Creating Work-Life Balance For Your Team Is Difficult But Vital

Creating Work-Life Balance For Your Team Is Difficult But Vital

“By working faithfully eight hours a day, you may eventually get to be boss and work twelve hours a day.”
— Robert Frost

Unfortunately, even the situation that Robert Frost was criticizing in the above quote does not apply anymore. Today, both managers and employees are often expected to work twelve (or more) hours per day. However, in response to the widely-read New York Times article last week about Amazon’s demanding work environment, there has been a lot of discussion around the benefits (or drawbacks) of pushing a workforce to the breaking point. Personally, I perform significantly better when I get adequate sleep and a break from work, and my teams do too.

Similarly, Facebook co-founder Dustin Moskovitz recently wrote a wonderfully candid post detailing his regret at spending too many hours at the social network’s offices and offering compelling proof that “beyond ~40–50 hours per week, the marginal returns from additional work decrease rapidly and quickly become negative.”

Coincidentally, a similar article appeared in the Harvard Business Review the same day called “The Research Is Clear: Long Hours Backfire for People and for Companies,” explaining how working more hours doesn’t actually result in more output but does result in more health problems (which adds to a company’s insurance costs) and leads to more mistakes. Counter-intuitively, limiting working hours actually leads to greater and higher quality productivity.

I’ve heard many successful people counsel young workers to be the first person in and last person out of the office every day, and I used to try to follow that dictum myself. We know now that this is simply wrong. Managers should not only set policies that encourage their employees to work reasonable hours, they also need to model that behavior by working reasonable hours themselves. For example:

  • Explicitly tell people that, except for special situations, you expect them only to work 40-50 hours per week.
  • Don’t send emails to or expect emails from employees after a certain (reasonable) time at night during the week.
  • Keep weekends as communication-free as possible. Ask yourself if what you’re about to send can wait until the work week begins or if it is truly time-sensitive. If it isn’t, don’t send it until work starts up again.
  • Insist that people take time off regularly (we allow unlimited vacation at Nylon, but managers must ensure people take advantage of it and don’t feel pressured to actually take less vacation).
  • Try to implement a partnership with a gym, yoga studio, etc. to offer employees less expensive ways to stay in shape, and encourage them to work out regularly.
  • Offer flex hours where appropriate (this can depend on different employees’ responsibilities).
  • Remain vigilant that you are not unconsciously rewarding people who work excessively long hours. Effort and long hours are not necessarily commensurate.
  • Most importantly, you should work hard and stay focused for 8-10 hours per day yourself, and then stop without feeling guilty.
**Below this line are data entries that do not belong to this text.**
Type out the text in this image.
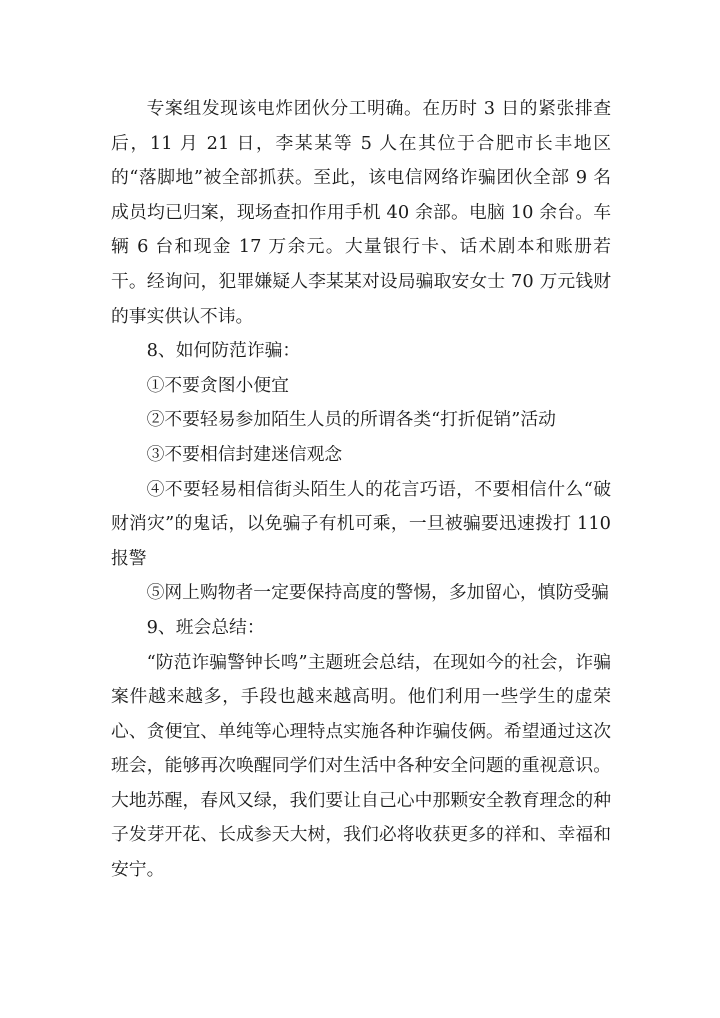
专案组发现该电炸团伙分工明确。在历时 3 日的紧张排查后，11 月 21 日，李某某等 5 人在其位于合肥市长丰地区的“落脚地”被全部抓获。至此，该电信网络诈骗团伙全部 9 名成员均已归案，现场查扣作用手机 40 余部。电脑 10 余台。车辆 6 台和现金 17 万余元。大量银行卡、话术剧本和账册若干。经询问，犯罪嫌疑人李某某对设局骗取安女士 70 万元钱财的事实供认不讳。

8、如何防范诈骗：

①不要贪图小便宜

②不要轻易参加陌生人员的所谓各类“打折促销”活动

③不要相信封建迷信观念

④不要轻易相信街头陌生人的花言巧语，不要相信什么“破财消灾”的鬼话，以免骗子有机可乘，一旦被骗要迅速拨打 110 报警

⑤网上购物者一定要保持高度的警惕，多加留心，慎防受骗

9、班会总结：

“防范诈骗警钟长鸣”主题班会总结，在现如今的社会，诈骗案件越来越多，手段也越来越高明。他们利用一些学生的虚荣心、贪便宜、单纯等心理特点实施各种诈骗伎俩。希望通过这次班会，能够再次唤醒同学们对生活中各种安全问题的重视意识。大地苏醒，春风又绿，我们要让自己心中那颗安全教育理念的种子发芽开花、长成参天大树，我们必将收获更多的祥和、幸福和安宁。
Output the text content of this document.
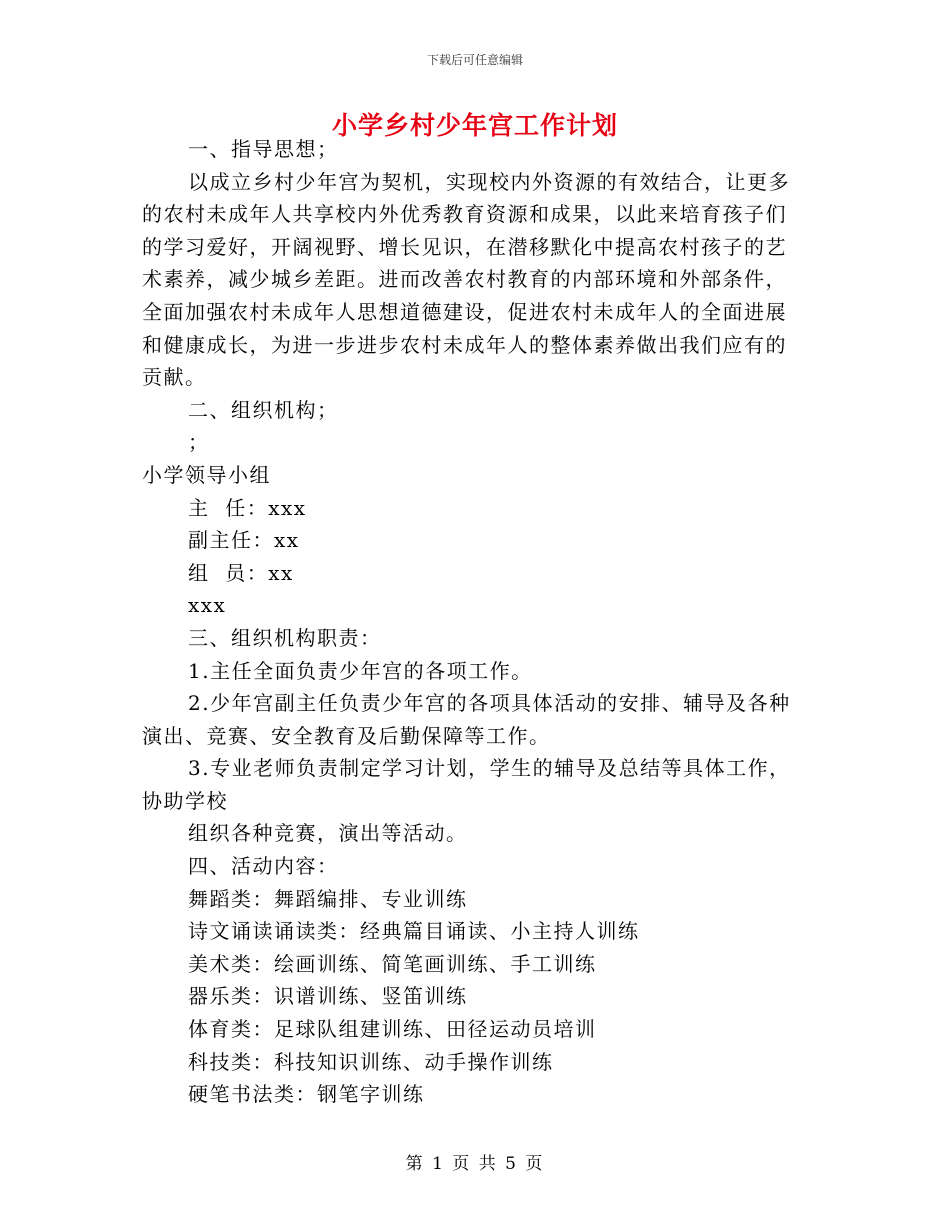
下载后可任意编辑
小学乡村少年宫工作计划

一、指导思想；

以成立乡村少年宫为契机，实现校内外资源的有效结合，让更多的农村未成年人共享校内外优秀教育资源和成果，以此来培育孩子们的学习爱好，开阔视野、增长见识，在潜移默化中提高农村孩子的艺术素养，减少城乡差距。进而改善农村教育的内部环境和外部条件，全面加强农村未成年人思想道德建设，促进农村未成年人的全面进展和健康成长，为进一步进步农村未成年人的整体素养做出我们应有的贡献。

二、组织机构；

；

小学领导小组

主  任：xxx

副主任：xx

组  员：xx

xxx

三、组织机构职责：

1.主任全面负责少年宫的各项工作。

2.少年宫副主任负责少年宫的各项具体活动的安排、辅导及各种演出、竞赛、安全教育及后勤保障等工作。

3.专业老师负责制定学习计划，学生的辅导及总结等具体工作，协助学校

组织各种竞赛，演出等活动。

四、活动内容：

舞蹈类：舞蹈编排、专业训练

诗文诵读诵读类：经典篇目诵读、小主持人训练

美术类：绘画训练、简笔画训练、手工训练

器乐类：识谱训练、竖笛训练

体育类：足球队组建训练、田径运动员培训

科技类：科技知识训练、动手操作训练

硬笔书法类：钢笔字训练

第 1 页 共 5 页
Former Labor Secretary Robert Reich wrote a brilliant column almost twenty years ago called “My Family Leave Act,” detailing how overwork drove him almost to the point of burn-out:

You love your job and you love your family, and you desperately want more of both. You’re doubly blessed, in a way. Whatever you get of either should be a delight. How dare complain? But here’s the rub: There’s no way of getting work and family into better balance. You’re inevitably shortchanging one or the other, or both. You’re never able to do enough of what you truly value.

Don’t tell me to improve my time-management skills. I’ve done that, and I’m scheduled to the teeth. Teen-age boys don’t need you on schedule. A spouse doesn’t share intimacies on command. Work doesn’t always present new opportunities or crises just when you block out time for them. Throw in a boss who has a good idea every two minutes and you can forget the schedule for good.
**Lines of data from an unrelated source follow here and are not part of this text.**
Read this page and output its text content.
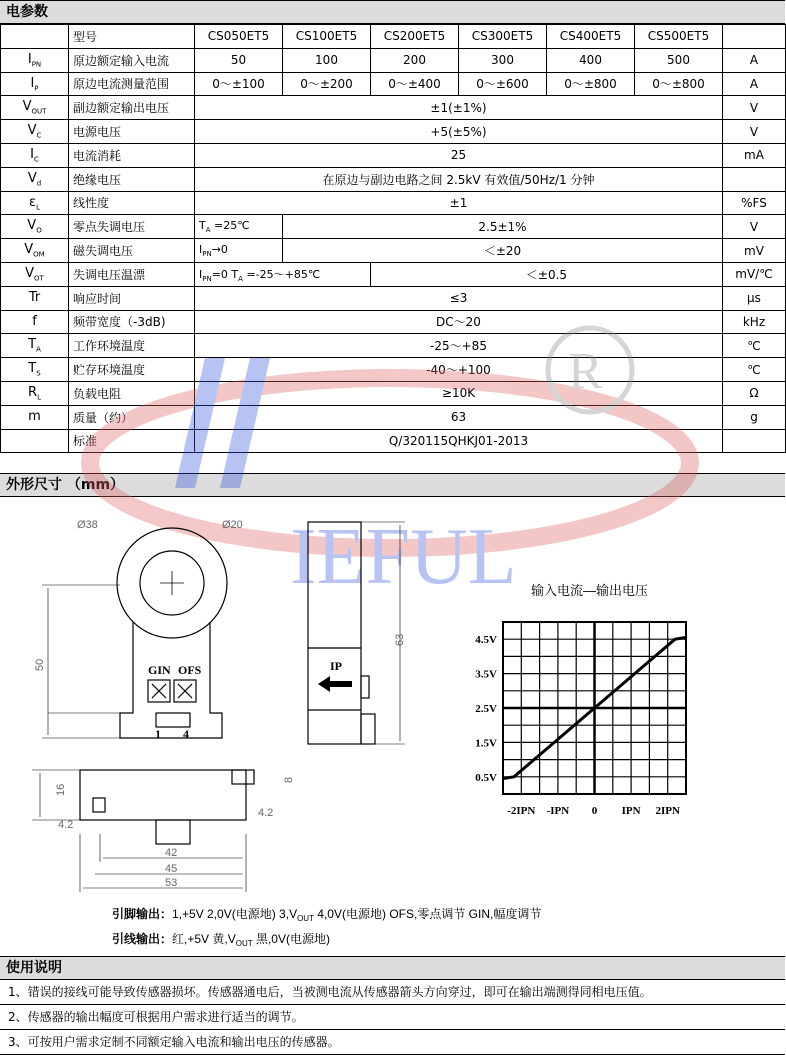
电参数
	型号	CS050ET5	CS100ET5	CS200ET5	CS300ET5	CS400ET5	CS500ET5	
$I_{PN}$	原边额定输入电流	50	100	200	300	400	500	A
$I_P$	原边电流测量范围	0～±100	0～±200	0～±400	0～±600	0～±800	0～±800	A
$V_{OUT}$	副边额定输出电压	±1(±1%)						V
$V_C$	电源电压	+5(±5%)						V
$I_C$	电流消耗	25						mA
$V_d$	绝缘电压	在原边与副边电路之间 2.5kV 有效值/50Hz/1 分钟						
$\varepsilon_L$	线性度	±1						%FS
$V_O$	零点失调电压	$T_A$ =25℃	2.5±1%					V
$V_{OM}$	磁失调电压	$I_{PN}\to 0$	＜±20					mV
$V_{OT}$	失调电压温漂	$I_{PN}=0$ $T_A$ =-25～+85℃		＜±0.5				mV/℃
Tr	响应时间	≤3						μs
f	频带宽度（-3dB)	DC～20						kHz
$T_A$	工作环境温度	-25～+85						℃
$T_S$	贮存环境温度	-40～+100						℃
$R_L$	负载电阻	≥10K						Ω
m	质量（约）	63						g
	标准	Q/320115QHKJ01-2013						
外形尺寸 （mm）
IEFUL
R
Ø38	Ø20
50	GIN OFS
1 4
IP
63
16
4.2
4.2
8
42
45
53
输入电流—输出电压
-2IPN -IPN 0 IPN 2IPN
0.5V
1.5V
2.5V
3.5V
4.5V
引脚输出：1,+5V 2,0V(电源地) $3,V_{OUT}$ 4,0V(电源地) OFS,零点调节 GIN,幅度调节
引线输出：红,+5V 黄$,V_{OUT}$ 黑,0V(电源地)
使用说明
1、错误的接线可能导致传感器损坏。传感器通电后，当被测电流从传感器箭头方向穿过，即可在输出端测得同相电压值。
2、传感器的输出幅度可根据用户需求进行适当的调节。
3、可按用户需求定制不同额定输入电流和输出电压的传感器。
In the end, you simply can’t do more of both. There’s no room for better ”balance.” The metaphor is all wrong. You have to make a painful choice.
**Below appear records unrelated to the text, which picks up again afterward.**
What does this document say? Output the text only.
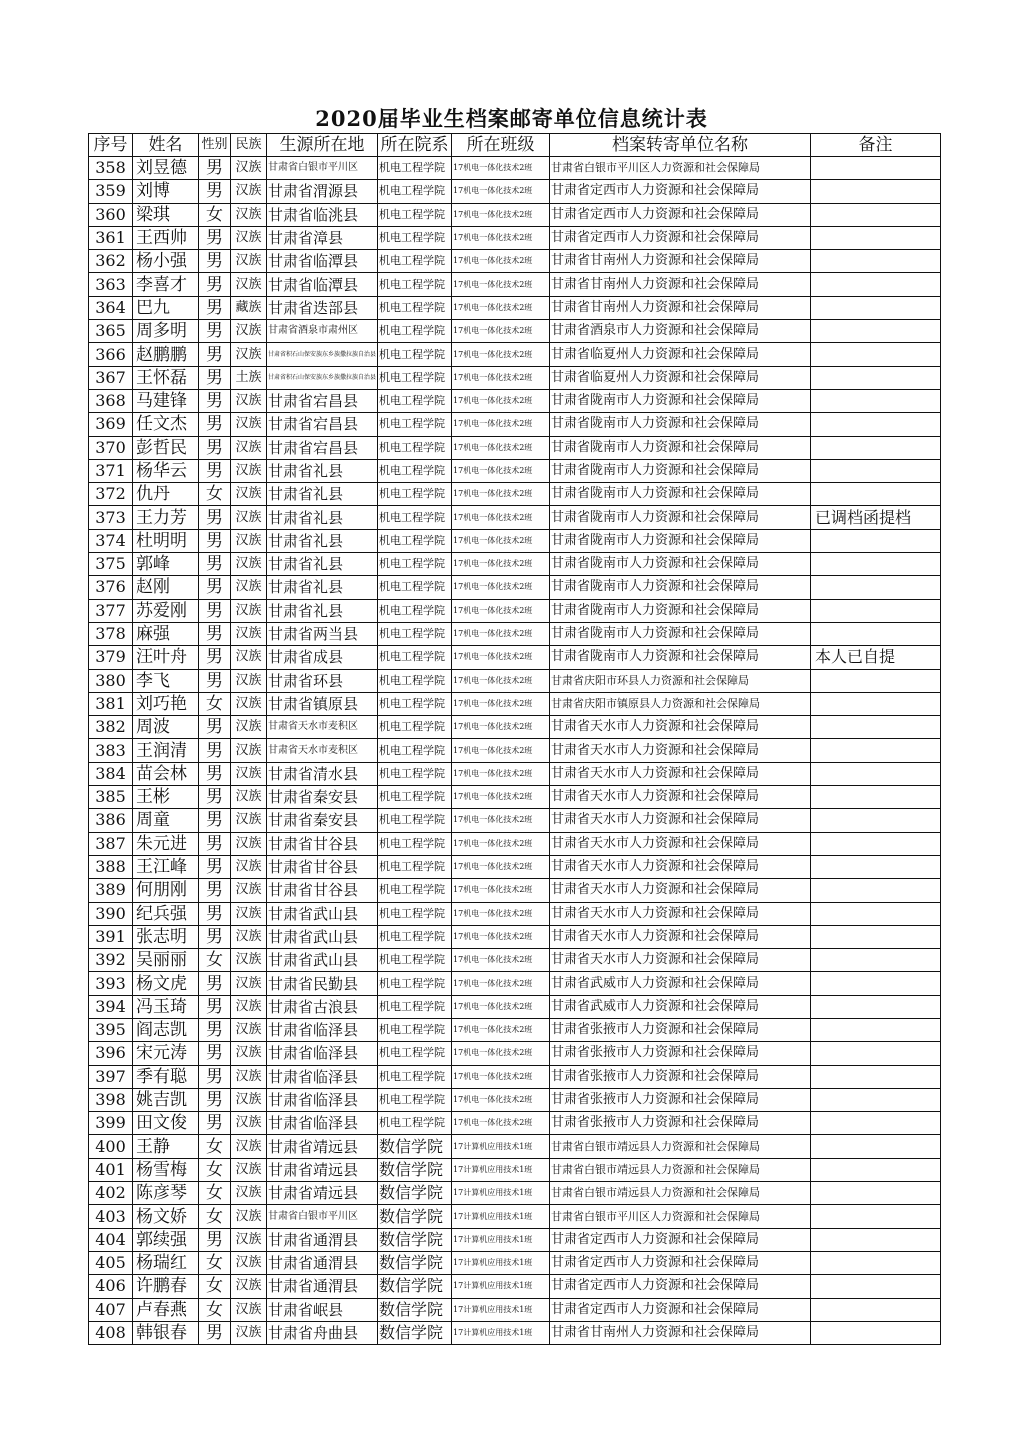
2020届毕业生档案邮寄单位信息统计表
序号	姓名	性别	民族	生源所在地	所在院系	所在班级	档案转寄单位名称	备注
358	刘昱德	男	汉族	甘肃省白银市平川区	机电工程学院	17机电一体化技术2班	甘肃省白银市平川区人力资源和社会保障局	
359	刘博	男	汉族	甘肃省渭源县	机电工程学院	17机电一体化技术2班	甘肃省定西市人力资源和社会保障局	
360	梁琪	女	汉族	甘肃省临洮县	机电工程学院	17机电一体化技术2班	甘肃省定西市人力资源和社会保障局	
361	王西帅	男	汉族	甘肃省漳县	机电工程学院	17机电一体化技术2班	甘肃省定西市人力资源和社会保障局	
362	杨小强	男	汉族	甘肃省临潭县	机电工程学院	17机电一体化技术2班	甘肃省甘南州人力资源和社会保障局	
363	李喜才	男	汉族	甘肃省临潭县	机电工程学院	17机电一体化技术2班	甘肃省甘南州人力资源和社会保障局	
364	巴九	男	藏族	甘肃省迭部县	机电工程学院	17机电一体化技术2班	甘肃省甘南州人力资源和社会保障局	
365	周多明	男	汉族	甘肃省酒泉市肃州区	机电工程学院	17机电一体化技术2班	甘肃省酒泉市人力资源和社会保障局	
366	赵鹏鹏	男	汉族	甘肃省积石山保安族东乡族撒拉族自治县	机电工程学院	17机电一体化技术2班	甘肃省临夏州人力资源和社会保障局	
367	王怀磊	男	土族	甘肃省积石山保安族东乡族撒拉族自治县	机电工程学院	17机电一体化技术2班	甘肃省临夏州人力资源和社会保障局	
368	马建锋	男	汉族	甘肃省宕昌县	机电工程学院	17机电一体化技术2班	甘肃省陇南市人力资源和社会保障局	
369	任文杰	男	汉族	甘肃省宕昌县	机电工程学院	17机电一体化技术2班	甘肃省陇南市人力资源和社会保障局	
370	彭哲民	男	汉族	甘肃省宕昌县	机电工程学院	17机电一体化技术2班	甘肃省陇南市人力资源和社会保障局	
371	杨华云	男	汉族	甘肃省礼县	机电工程学院	17机电一体化技术2班	甘肃省陇南市人力资源和社会保障局	
372	仇丹	女	汉族	甘肃省礼县	机电工程学院	17机电一体化技术2班	甘肃省陇南市人力资源和社会保障局	
373	王力芳	男	汉族	甘肃省礼县	机电工程学院	17机电一体化技术2班	甘肃省陇南市人力资源和社会保障局	已调档函提档
374	杜明明	男	汉族	甘肃省礼县	机电工程学院	17机电一体化技术2班	甘肃省陇南市人力资源和社会保障局	
375	郭峰	男	汉族	甘肃省礼县	机电工程学院	17机电一体化技术2班	甘肃省陇南市人力资源和社会保障局	
376	赵刚	男	汉族	甘肃省礼县	机电工程学院	17机电一体化技术2班	甘肃省陇南市人力资源和社会保障局	
377	苏爱刚	男	汉族	甘肃省礼县	机电工程学院	17机电一体化技术2班	甘肃省陇南市人力资源和社会保障局	
378	麻强	男	汉族	甘肃省两当县	机电工程学院	17机电一体化技术2班	甘肃省陇南市人力资源和社会保障局	
379	汪叶舟	男	汉族	甘肃省成县	机电工程学院	17机电一体化技术2班	甘肃省陇南市人力资源和社会保障局	本人已自提
380	李飞	男	汉族	甘肃省环县	机电工程学院	17机电一体化技术2班	甘肃省庆阳市环县人力资源和社会保障局	
381	刘巧艳	女	汉族	甘肃省镇原县	机电工程学院	17机电一体化技术2班	甘肃省庆阳市镇原县人力资源和社会保障局	
382	周波	男	汉族	甘肃省天水市麦积区	机电工程学院	17机电一体化技术2班	甘肃省天水市人力资源和社会保障局	
383	王润清	男	汉族	甘肃省天水市麦积区	机电工程学院	17机电一体化技术2班	甘肃省天水市人力资源和社会保障局	
384	苗会林	男	汉族	甘肃省清水县	机电工程学院	17机电一体化技术2班	甘肃省天水市人力资源和社会保障局	
385	王彬	男	汉族	甘肃省秦安县	机电工程学院	17机电一体化技术2班	甘肃省天水市人力资源和社会保障局	
386	周童	男	汉族	甘肃省秦安县	机电工程学院	17机电一体化技术2班	甘肃省天水市人力资源和社会保障局	
387	朱元进	男	汉族	甘肃省甘谷县	机电工程学院	17机电一体化技术2班	甘肃省天水市人力资源和社会保障局	
388	王江峰	男	汉族	甘肃省甘谷县	机电工程学院	17机电一体化技术2班	甘肃省天水市人力资源和社会保障局	
389	何朋刚	男	汉族	甘肃省甘谷县	机电工程学院	17机电一体化技术2班	甘肃省天水市人力资源和社会保障局	
390	纪兵强	男	汉族	甘肃省武山县	机电工程学院	17机电一体化技术2班	甘肃省天水市人力资源和社会保障局	
391	张志明	男	汉族	甘肃省武山县	机电工程学院	17机电一体化技术2班	甘肃省天水市人力资源和社会保障局	
392	吴丽丽	女	汉族	甘肃省武山县	机电工程学院	17机电一体化技术2班	甘肃省天水市人力资源和社会保障局	
393	杨文虎	男	汉族	甘肃省民勤县	机电工程学院	17机电一体化技术2班	甘肃省武威市人力资源和社会保障局	
394	冯玉琦	男	汉族	甘肃省古浪县	机电工程学院	17机电一体化技术2班	甘肃省武威市人力资源和社会保障局	
395	阎志凯	男	汉族	甘肃省临泽县	机电工程学院	17机电一体化技术2班	甘肃省张掖市人力资源和社会保障局	
396	宋元涛	男	汉族	甘肃省临泽县	机电工程学院	17机电一体化技术2班	甘肃省张掖市人力资源和社会保障局	
397	季有聪	男	汉族	甘肃省临泽县	机电工程学院	17机电一体化技术2班	甘肃省张掖市人力资源和社会保障局	
398	姚吉凯	男	汉族	甘肃省临泽县	机电工程学院	17机电一体化技术2班	甘肃省张掖市人力资源和社会保障局	
399	田文俊	男	汉族	甘肃省临泽县	机电工程学院	17机电一体化技术2班	甘肃省张掖市人力资源和社会保障局	
400	王静	女	汉族	甘肃省靖远县	数信学院	17计算机应用技术1班	甘肃省白银市靖远县人力资源和社会保障局	
401	杨雪梅	女	汉族	甘肃省靖远县	数信学院	17计算机应用技术1班	甘肃省白银市靖远县人力资源和社会保障局	
402	陈彦琴	女	汉族	甘肃省靖远县	数信学院	17计算机应用技术1班	甘肃省白银市靖远县人力资源和社会保障局	
403	杨文娇	女	汉族	甘肃省白银市平川区	数信学院	17计算机应用技术1班	甘肃省白银市平川区人力资源和社会保障局	
404	郭续强	男	汉族	甘肃省通渭县	数信学院	17计算机应用技术1班	甘肃省定西市人力资源和社会保障局	
405	杨瑞红	女	汉族	甘肃省通渭县	数信学院	17计算机应用技术1班	甘肃省定西市人力资源和社会保障局	
406	许鹏春	女	汉族	甘肃省通渭县	数信学院	17计算机应用技术1班	甘肃省定西市人力资源和社会保障局	
407	卢春燕	女	汉族	甘肃省岷县	数信学院	17计算机应用技术1班	甘肃省定西市人力资源和社会保障局	
408	韩银春	男	汉族	甘肃省舟曲县	数信学院	17计算机应用技术1班	甘肃省甘南州人力资源和社会保障局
Indeed, negotiating your own work and personal life, and those of your employees, will always require making painful choices. You will need to prioritize and compromise. Just as your employees are making difficult tradeoffs between work and life, you have to manage your own expectations of how much you can expect from them without pushing them to the point of diminishing returns. Resist the temptation to believe in the simple but simply wrong linear equation that more work equals more results.